Deploying troops focus on cultural training

By: MARK WALKER - Staff Writer
Marines and sailors learn Iraqi customs

CAMP PENDLETON -- Most days, Marines train to destroy. On Tuesday, they were learning how to build bridges in Iraq by studying the Mesopotamian nation's cultural mores and Arabic dialect.

"Having someone in the unit who can speak Arabic is like having another battalion," said Capt. Dave Meadows, a veteran of previous deployments to the volatile Anbar province west of Baghdad.

Meadows and an estimated 11,000 local Marines and sailors with the I Marine Expeditionary Force Headquarters Group and Regimental Combat Teams 1 and 5 are headed to Anbar later this year.


Crash courses in Arabic and understanding the Iraqi culture could be as critical a piece of equipment as the M-16 rifle, according to Marine officials.

"The people will be very happy if you speak a little Iraqi Arabic," said Ali Melsen, a former Iraqi air force pilot recruited by the Marines shortly after the U.S.-led invasion in March 2003. "If you know the names of the tribes in Iraq, they will be shocked."

Melsen was leading a group of 20 Marines in the basics of the Arabic language and numbering system, promising that if they were unable to recite one through 10 in the Iraqi dialect by memory on Tuesday, he would "send them to their leaders to be replaced by someone who wants to learn."

One of the Marines who said he was anxious to master the 200 words and phrases and numerals being taught this week was Lance Cpl. Filadelpho Rodriguez, who said the knowledge could prove invaluable on his second tour in Iraq.

"The biggest barrier my first time was the communication gap," the native of Woodville in Tulare County said. "A lot of the Marines during my first deployment never understood the culture that much."

By learning cultural cues and basic language skills, Melsen said the Marines will find ordinary Iraqis more approachable and more likely to tell them where anti-U.S. fighters and weapons caches can be found.

Since its inception in 2005, the course's instructors have taught more than 50,000 Marines how to ask basic questions, such as "How are you?" The course also includes lessons on how to say "we always have pleasant meetings" and "God be with you."

They also learn the proper etiquette associated with meeting an Iraqi for the first time, explaining a mission, easing tension and being proper guests in Iraqi homes.

The course was developed at the Center for Advanced Operational Culture Learning in Quantico, Va.
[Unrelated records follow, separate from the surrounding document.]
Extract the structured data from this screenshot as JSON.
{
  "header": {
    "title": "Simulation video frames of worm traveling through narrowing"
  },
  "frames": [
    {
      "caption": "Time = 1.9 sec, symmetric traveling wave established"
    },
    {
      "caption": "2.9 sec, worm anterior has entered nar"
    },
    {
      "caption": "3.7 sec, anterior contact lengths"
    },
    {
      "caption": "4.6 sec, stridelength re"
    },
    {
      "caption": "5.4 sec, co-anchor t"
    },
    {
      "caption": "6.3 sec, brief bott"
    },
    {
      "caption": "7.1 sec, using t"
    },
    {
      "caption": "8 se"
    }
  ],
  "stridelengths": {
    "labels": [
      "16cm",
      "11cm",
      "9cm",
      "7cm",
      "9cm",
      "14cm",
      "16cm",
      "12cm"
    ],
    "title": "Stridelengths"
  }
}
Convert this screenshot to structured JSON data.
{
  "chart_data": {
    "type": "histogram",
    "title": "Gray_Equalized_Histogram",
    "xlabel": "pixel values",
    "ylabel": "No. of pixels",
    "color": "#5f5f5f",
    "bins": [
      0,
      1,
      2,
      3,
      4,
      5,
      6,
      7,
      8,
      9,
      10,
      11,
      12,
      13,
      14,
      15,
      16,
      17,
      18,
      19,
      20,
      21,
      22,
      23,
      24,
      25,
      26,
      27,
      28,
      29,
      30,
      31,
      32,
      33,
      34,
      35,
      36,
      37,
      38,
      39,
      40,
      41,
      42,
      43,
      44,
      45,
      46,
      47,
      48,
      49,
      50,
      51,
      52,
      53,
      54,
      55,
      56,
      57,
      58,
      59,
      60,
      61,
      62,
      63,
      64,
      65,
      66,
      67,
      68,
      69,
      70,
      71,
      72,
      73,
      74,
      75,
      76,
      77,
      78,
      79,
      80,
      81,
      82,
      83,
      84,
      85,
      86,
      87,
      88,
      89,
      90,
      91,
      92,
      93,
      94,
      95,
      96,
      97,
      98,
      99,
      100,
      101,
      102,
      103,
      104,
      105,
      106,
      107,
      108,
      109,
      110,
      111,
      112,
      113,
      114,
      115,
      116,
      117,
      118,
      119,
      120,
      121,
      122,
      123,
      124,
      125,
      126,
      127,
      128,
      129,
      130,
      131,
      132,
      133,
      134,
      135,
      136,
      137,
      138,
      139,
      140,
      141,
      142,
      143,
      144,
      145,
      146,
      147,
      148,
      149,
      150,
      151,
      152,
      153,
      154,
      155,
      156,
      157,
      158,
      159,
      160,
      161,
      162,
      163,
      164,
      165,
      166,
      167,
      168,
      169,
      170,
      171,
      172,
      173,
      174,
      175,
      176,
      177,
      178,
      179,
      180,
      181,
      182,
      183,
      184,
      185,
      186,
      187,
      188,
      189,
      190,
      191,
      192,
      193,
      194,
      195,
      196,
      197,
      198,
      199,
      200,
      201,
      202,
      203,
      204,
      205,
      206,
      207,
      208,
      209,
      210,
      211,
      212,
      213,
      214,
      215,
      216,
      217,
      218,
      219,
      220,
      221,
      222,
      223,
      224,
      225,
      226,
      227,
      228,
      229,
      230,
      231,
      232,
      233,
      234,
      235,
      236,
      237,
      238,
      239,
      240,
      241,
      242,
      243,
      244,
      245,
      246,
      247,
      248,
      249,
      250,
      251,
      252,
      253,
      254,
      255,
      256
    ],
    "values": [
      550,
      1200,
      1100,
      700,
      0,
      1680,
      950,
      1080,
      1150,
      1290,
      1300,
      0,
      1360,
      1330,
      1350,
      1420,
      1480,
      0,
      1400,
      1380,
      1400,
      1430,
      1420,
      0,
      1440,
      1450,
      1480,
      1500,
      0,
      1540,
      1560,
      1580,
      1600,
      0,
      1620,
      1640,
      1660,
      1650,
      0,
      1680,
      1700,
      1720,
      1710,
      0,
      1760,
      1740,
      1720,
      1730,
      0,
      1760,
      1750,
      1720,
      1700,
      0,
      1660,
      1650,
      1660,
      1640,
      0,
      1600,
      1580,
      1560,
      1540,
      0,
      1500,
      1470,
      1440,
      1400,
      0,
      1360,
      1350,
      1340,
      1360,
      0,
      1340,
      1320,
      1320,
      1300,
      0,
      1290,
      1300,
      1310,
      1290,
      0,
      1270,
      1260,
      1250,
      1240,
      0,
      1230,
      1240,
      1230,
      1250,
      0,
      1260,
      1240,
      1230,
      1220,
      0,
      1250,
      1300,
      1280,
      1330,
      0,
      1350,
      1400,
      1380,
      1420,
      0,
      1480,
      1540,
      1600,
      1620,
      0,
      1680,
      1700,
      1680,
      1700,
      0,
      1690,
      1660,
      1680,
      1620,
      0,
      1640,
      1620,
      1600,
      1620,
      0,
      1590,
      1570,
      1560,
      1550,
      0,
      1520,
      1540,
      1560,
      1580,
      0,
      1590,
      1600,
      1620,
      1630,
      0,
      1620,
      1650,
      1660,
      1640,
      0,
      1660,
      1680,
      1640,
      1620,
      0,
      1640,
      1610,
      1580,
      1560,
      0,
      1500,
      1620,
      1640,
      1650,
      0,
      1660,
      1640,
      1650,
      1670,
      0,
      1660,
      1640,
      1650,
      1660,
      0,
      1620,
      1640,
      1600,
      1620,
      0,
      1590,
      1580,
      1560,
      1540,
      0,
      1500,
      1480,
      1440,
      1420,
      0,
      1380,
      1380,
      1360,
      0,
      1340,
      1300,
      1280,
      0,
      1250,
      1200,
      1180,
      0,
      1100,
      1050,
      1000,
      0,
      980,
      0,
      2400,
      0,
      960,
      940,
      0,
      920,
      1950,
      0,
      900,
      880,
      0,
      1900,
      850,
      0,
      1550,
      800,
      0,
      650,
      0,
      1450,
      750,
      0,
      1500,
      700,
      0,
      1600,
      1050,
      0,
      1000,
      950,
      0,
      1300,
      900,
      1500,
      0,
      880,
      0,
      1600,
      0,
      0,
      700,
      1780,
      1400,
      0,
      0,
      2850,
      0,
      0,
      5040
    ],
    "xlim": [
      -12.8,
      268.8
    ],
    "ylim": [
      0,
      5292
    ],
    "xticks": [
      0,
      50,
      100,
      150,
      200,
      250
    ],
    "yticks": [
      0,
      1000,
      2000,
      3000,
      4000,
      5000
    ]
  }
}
Troops who take it are sent materials about a month ahead of the one-week classroom session. They are expected to keep practicing their skills in the weeks following the class and when they are in Iraq.

Camp Pendleton's Lt. Gen. James Mattis, head of the I Marine Expeditionary Force and commander of Marine Corps forces in the Middle East, helped establish the lesson plans prior to taking the local command.

The troops were taught that it is Iraqi custom to hold the hand of a person one is speaking with, and to talk quickly and with great emotion in times of stress.

"We teach the Marines how to slow them down so they're able to communicate and not just see someone approaching them that way as a threat," instructor Joseph Harris said.

A potentially lifesaving instruction is learning how to ask where to find a qunbule, Arabic for bomb or grenade. Such explosives are the No. 1 killer of Marines in Anbar.

Melsen said his goals extend far beyond helping the troops communicate. He hopes an end to the conflict will allow him to bring his wife and 11-year-old son out of hiding in Baghdad to live with him at his Virginia home, he said.

"We had been waiting for a miracle since the first Iraq war," he said. "We got that miracle, and now, I want to achieve peace as soon as possible so there will be a bright future for my son."